2011年2月28日 オピニオン » 924号

コラム「虎視」 924号

コラム「虎視」

▼2008年初め、再生紙の偽装問題がきっかけになって、それまでの再生紙ブームの熱が冷めた。この反動から洋紙の中でもとくに印刷・情報用紙(包装用紙も含めて古紙が二七%配合されていた)への古紙配合が減り、パルプ100%品も売れるような時代が来るのでないかと考えていた。

▼日本の製紙産業の特徴はアジアの他国と違って、パルプを自ら生産して紙を作る一貫メーカーが圧倒的に多いことである。
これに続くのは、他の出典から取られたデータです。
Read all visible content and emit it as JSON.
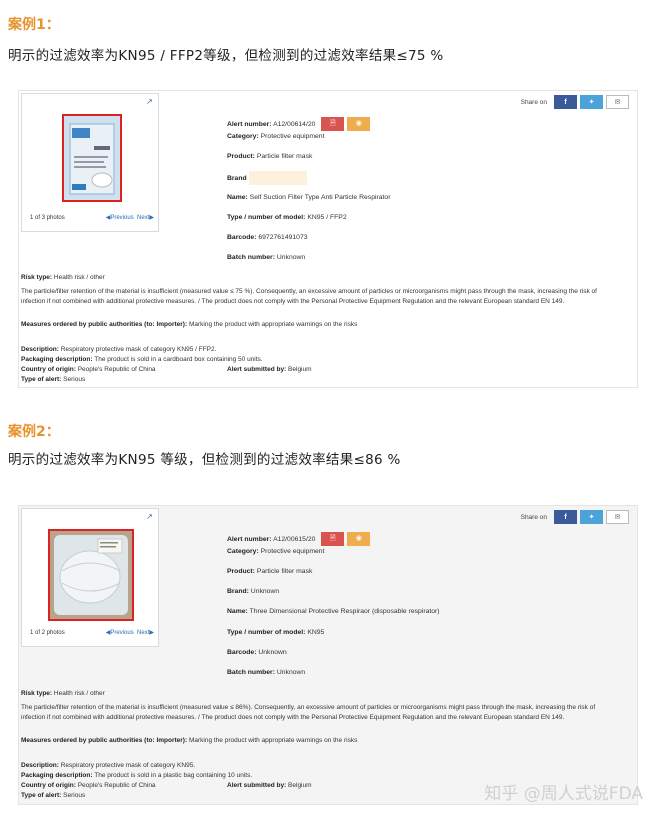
{
  "cases": [
    {
      "title": "案例1：",
      "desc": "明示的过滤效率为KN95 / FFP2等级，但检测到的过滤效率结果≤75 %",
      "share_label": "Share on",
      "alert_label": "Alert number:",
      "alert_value": "A12/00614/20",
      "category_label": "Category:",
      "category_value": "Protective equipment",
      "product_label": "Product:",
      "product_value": "Particle filter mask",
      "brand_label": "Brand",
      "brand_value": "",
      "name_label": "Name:",
      "name_value": "Self Suction Filter Type Anti Particle Respirator",
      "model_label": "Type / number of model:",
      "model_value": "KN95 / FFP2",
      "barcode_label": "Barcode:",
      "barcode_value": "6972761491073",
      "batch_label": "Batch number:",
      "batch_value": "Unknown",
      "photo_caption": "1 of 3 photos",
      "prev_label": "Previous",
      "next_label": "Next",
      "risk_label": "Risk type:",
      "risk_value": "Health risk / other",
      "risk_desc": "The particle/filter retention of the material is insufficient (measured value ≤ 75 %). Consequently, an excessive amount of particles or microorganisms might pass through the mask, increasing the risk of infection if not combined with additional protective measures. / The product does not comply with the Personal Protective Equipment Regulation and the relevant European standard EN 149.",
      "measures_label": "Measures ordered by public authorities (to: Importer):",
      "measures_value": "Marking the product with appropriate warnings on the risks",
      "description_label": "Description:",
      "description_value": "Respiratory protective mask of category KN95 / FFP2.",
      "packaging_label": "Packaging description:",
      "packaging_value": "The product is sold in a cardboard box containing 50 units.",
      "origin_label": "Country of origin:",
      "origin_value": "People's Republic of China",
      "submitted_label": "Alert submitted by:",
      "submitted_value": "Belgium",
      "alerttype_label": "Type of alert:",
      "alerttype_value": "Serious"
    },
    {
      "title": "案例2：",
      "desc": "明示的过滤效率为KN95 等级，但检测到的过滤效率结果≤86 %",
      "share_label": "Share on",
      "alert_label": "Alert number:",
      "alert_value": "A12/00615/20",
      "category_label": "Category:",
      "category_value": "Protective equipment",
      "product_label": "Product:",
      "product_value": "Particle filter mask",
      "brand_label": "Brand:",
      "brand_value": "Unknown",
      "name_label": "Name:",
      "name_value": "Three Dimensional Protective Respiraor (disposable respirator)",
      "model_label": "Type / number of model:",
      "model_value": "KN95",
      "barcode_label": "Barcode:",
      "barcode_value": "Unknown",
      "batch_label": "Batch number:",
      "batch_value": "Unknown",
      "photo_caption": "1 of 2 photos",
      "prev_label": "Previous",
      "next_label": "Next",
      "risk_label": "Risk type:",
      "risk_value": "Health risk / other",
      "risk_desc": "The particle/filter retention of the material is insufficient (measured value ≤ 86%). Consequently, an excessive amount of particles or microorganisms might pass through the mask, increasing the risk of infection if not combined with additional protective measures. / The product does not comply with the Personal Protective Equipment Regulation and the relevant European standard EN 149.",
      "measures_label": "Measures ordered by public authorities (to: Importer):",
      "measures_value": "Marking the product with appropriate warnings on the risks",
      "description_label": "Description:",
      "description_value": "Respiratory protective mask of category KN95.",
      "packaging_label": "Packaging description:",
      "packaging_value": "The product is sold in a plastic bag containing 10 units.",
      "origin_label": "Country of origin:",
      "origin_value": "People's Republic of China",
      "submitted_label": "Alert submitted by:",
      "submitted_value": "Belgium",
      "alerttype_label": "Type of alert:",
      "alerttype_value": "Serious"
    }
  ],
  "watermark": "知乎 @周人式说FDA"
}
その原料であるパルプ材(国産3、輸入7)の昨年の消費量が11.5%増と二桁成長だった。パルプ材の二桁成長はいつ以来だろう。2000年代に入り、マイナス成長とプラスを繰り返し、00年比では10年の消費は18%減と落ち込んでいた。その消費が二桁成長に転じたことは、原料消費で転換点の年といえよう。

▼パルプ材の消費増は一過性でなく、10年を境に伸びが古紙を上回るようになるのでは。逆に言うと、今後の古紙消費が洋紙の生産以上に伸び悩むとみたい。このため回収量が上向けば需給ギャップが拡大し、500万トンを超えることも。もっとも近年は板紙の生産の伸びが紙を大きく上回ってきている。板紙の古紙消費が伸び、紙は低迷するという状況だと、需給ギャップがそれほど拡大しない?